As for (c) we agree that it is crucial to analyze sufficient numbers of cells when investigating rare cell populations. This is especially so for γδ T cells as they constitute approximately 5% of CD3⁺ T cells of which only ~1% express CD103. As our main focus was to investigate clonal relatedness of blood-derived and intraepithelial CD8⁺αβ and γδ T cells, we enriched γδ T cells with beads and index-sorted cells from a 14-day challenge protocol to ensure optimal sequencing coverage.¹ However, this came at the cost of recording high numbers of γδ T cells. To rule out an issue of insufficient cell sampling, in a 3-day challenge of 12 patients, we made sure to assess the frequency of CD103⁺ CD38⁺ CD8αβ and γδ T cells analyzing a minimum number of cells (>20,000 γδ T cells). The numbers of CD103⁺CD38⁺ CD8⁺αβ and γδ T cells analyzed for each patient in this series of experiments are shown in Fig. 1b. We thus believe that too few analyzed cells is unlikely to be an explanation for our findings.
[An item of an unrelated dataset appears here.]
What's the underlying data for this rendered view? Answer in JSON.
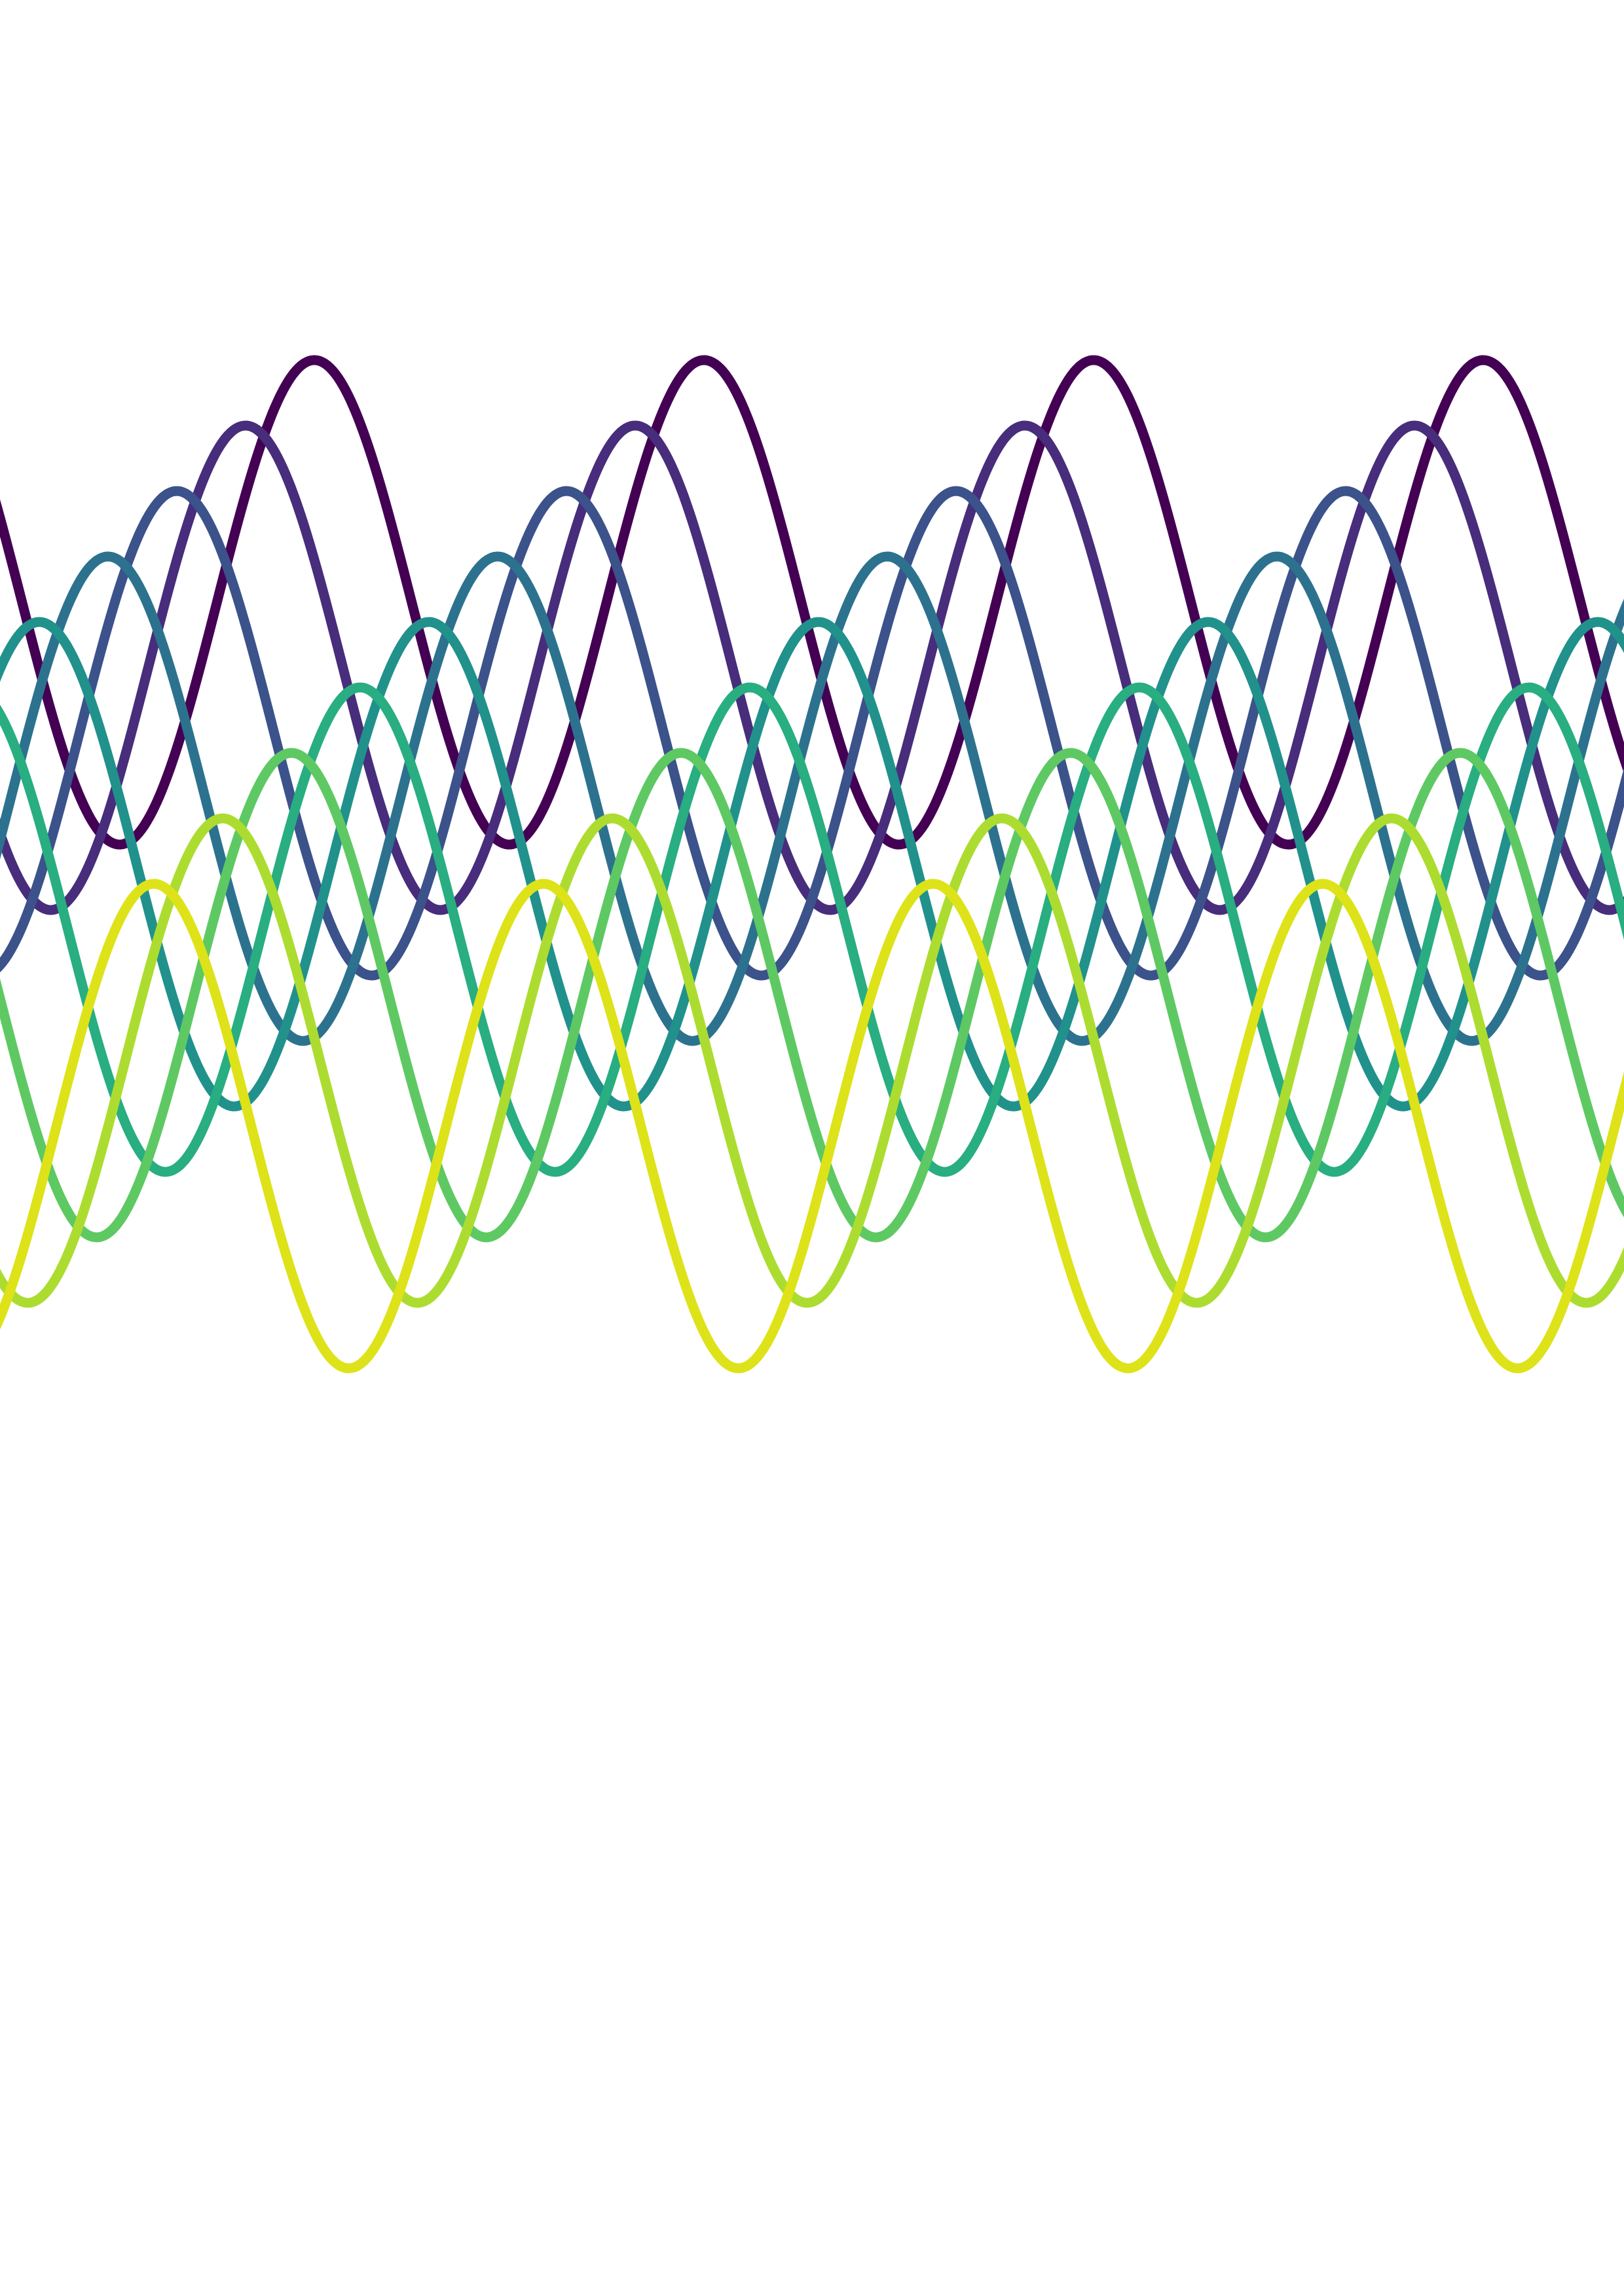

Reassuringly, there seems to be consensus on the fact that a 3-day oral gluten challenge induces the activation and concomitant presence in blood of activated gut-homing γδ, CD8⁺ and CD4⁺ T-cells in treated celiac disease patients. The possible discord relates to the degree of the response. We will argue that there could be real differences between studies, and we would like to mention two factors that we believe affect T-cell responsiveness to oral gluten challenge. One factor is difference in how quiescent the disease is among subjects included in the various studies. As discussed by Sarna et al.⁵, and as recently supported by tissue proteomics analysis⁶, it is conceivable that in subjects with an existing low degree of gluten-induced immunity at baseline respond more vigorously to the gluten challenge. Another factor is that the degree of response is affected by amount of gluten or type of gluten vehicle used for the challenge. A 14-day gluten challenge study found more blood α4β7⁺ CD8⁺ T cells as well as HLA-DQ2.5:gluten peptide tetramer⁺ CD4⁺ T cells on day 6 when the gluten challenge was done with 10 g/day compared to 3 g/day⁷. In our study we used different gluten vehicles.¹ Possibly bread challenge gave better T-cell responses than challenge with müslibar or cookie, yet the small number of patients in each group prevent us from concluding whether there indeed was a difference between the vehicles used. As oral gluten challenge will be conducted in future studies of CeD pathogenesis, including in studies of CD103⁺ CD38⁺ CD8⁺ αβ and γδ T cells, we will advocate for standardization of the amount and type of gluten antigen used in such studies.